Whoever dreamed up a 3D printed espresso mid-flight into outer space, obviously needed a caffeine fix. Through creative thinking and innovative design, the idea of 3D printing has made its way to NASA and the European Space Agency (ESA). Astronauts now print parts and items as needed, reducing costs and fulfilling needs quickly.
The International Space Station used the first ever 3D printer in space last year. Printed objects were returned to Earth for various testing. Larger printers create bases and structures using Contour Crafting technology. All in all, 3D printing makes repairing damaged parts and equipment easier.
Lack of gravity is the biggest challenge brought forth by printing in outer space but one Italian firm, Argotec, defied odds by creating the ISSpresso machine that produces espresso although there is no gravity. Once researchers took care of the need for caffeinated beverages, another problem came up: How were astronauts to drink the espresso when it floated right out of a cup?

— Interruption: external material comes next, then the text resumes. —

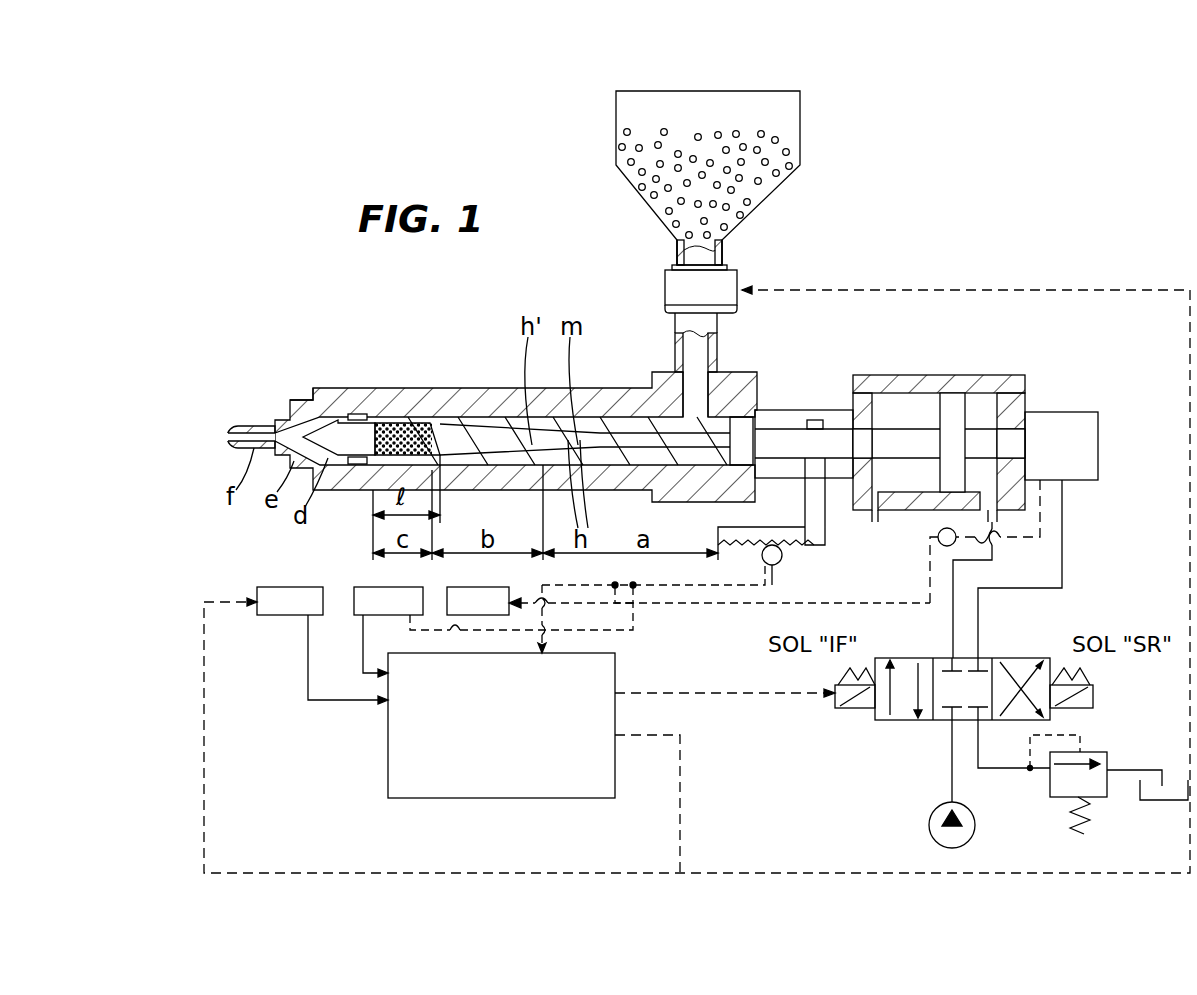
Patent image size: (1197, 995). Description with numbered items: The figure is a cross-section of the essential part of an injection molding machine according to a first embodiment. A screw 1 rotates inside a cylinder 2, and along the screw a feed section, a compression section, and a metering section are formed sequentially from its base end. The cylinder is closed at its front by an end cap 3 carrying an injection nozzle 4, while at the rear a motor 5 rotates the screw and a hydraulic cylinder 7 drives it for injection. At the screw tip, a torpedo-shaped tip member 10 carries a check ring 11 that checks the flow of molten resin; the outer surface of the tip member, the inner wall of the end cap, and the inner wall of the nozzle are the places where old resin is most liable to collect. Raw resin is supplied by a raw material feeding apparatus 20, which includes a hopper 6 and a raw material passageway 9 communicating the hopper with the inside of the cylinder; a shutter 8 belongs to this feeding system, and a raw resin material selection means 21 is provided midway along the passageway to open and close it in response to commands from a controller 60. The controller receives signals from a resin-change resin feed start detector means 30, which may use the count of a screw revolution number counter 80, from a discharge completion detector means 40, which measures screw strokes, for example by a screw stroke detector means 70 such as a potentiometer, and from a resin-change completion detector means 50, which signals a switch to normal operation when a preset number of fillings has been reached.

Enter the likes of the Thermal and Fluid Sciences Group at Portland State University. The team consisting of Mark Weislogel, Drew Wollman, and high school student Nathan Ott began working on a design based on one astronaut Don Pettit devised years earlier. By putting their heads together, the group came up with a plan.
The challenge was to create enough surface tension to make the coffee drinkable in outer space. They used a 3D printer to fabricate their creation. The ISSpresso machine and drinking vessels were sent and tested in space.
Samantha Cristoforetti was among the first to drink from the cups. She shared her experience with fans on Twitter. Future studies shed light on what other types of beverages astronauts consume mid-flight. The ISSpresso machine and 3D printed cups are subjected to testing both on Earth and in space to see how improvements make them better and easier to use.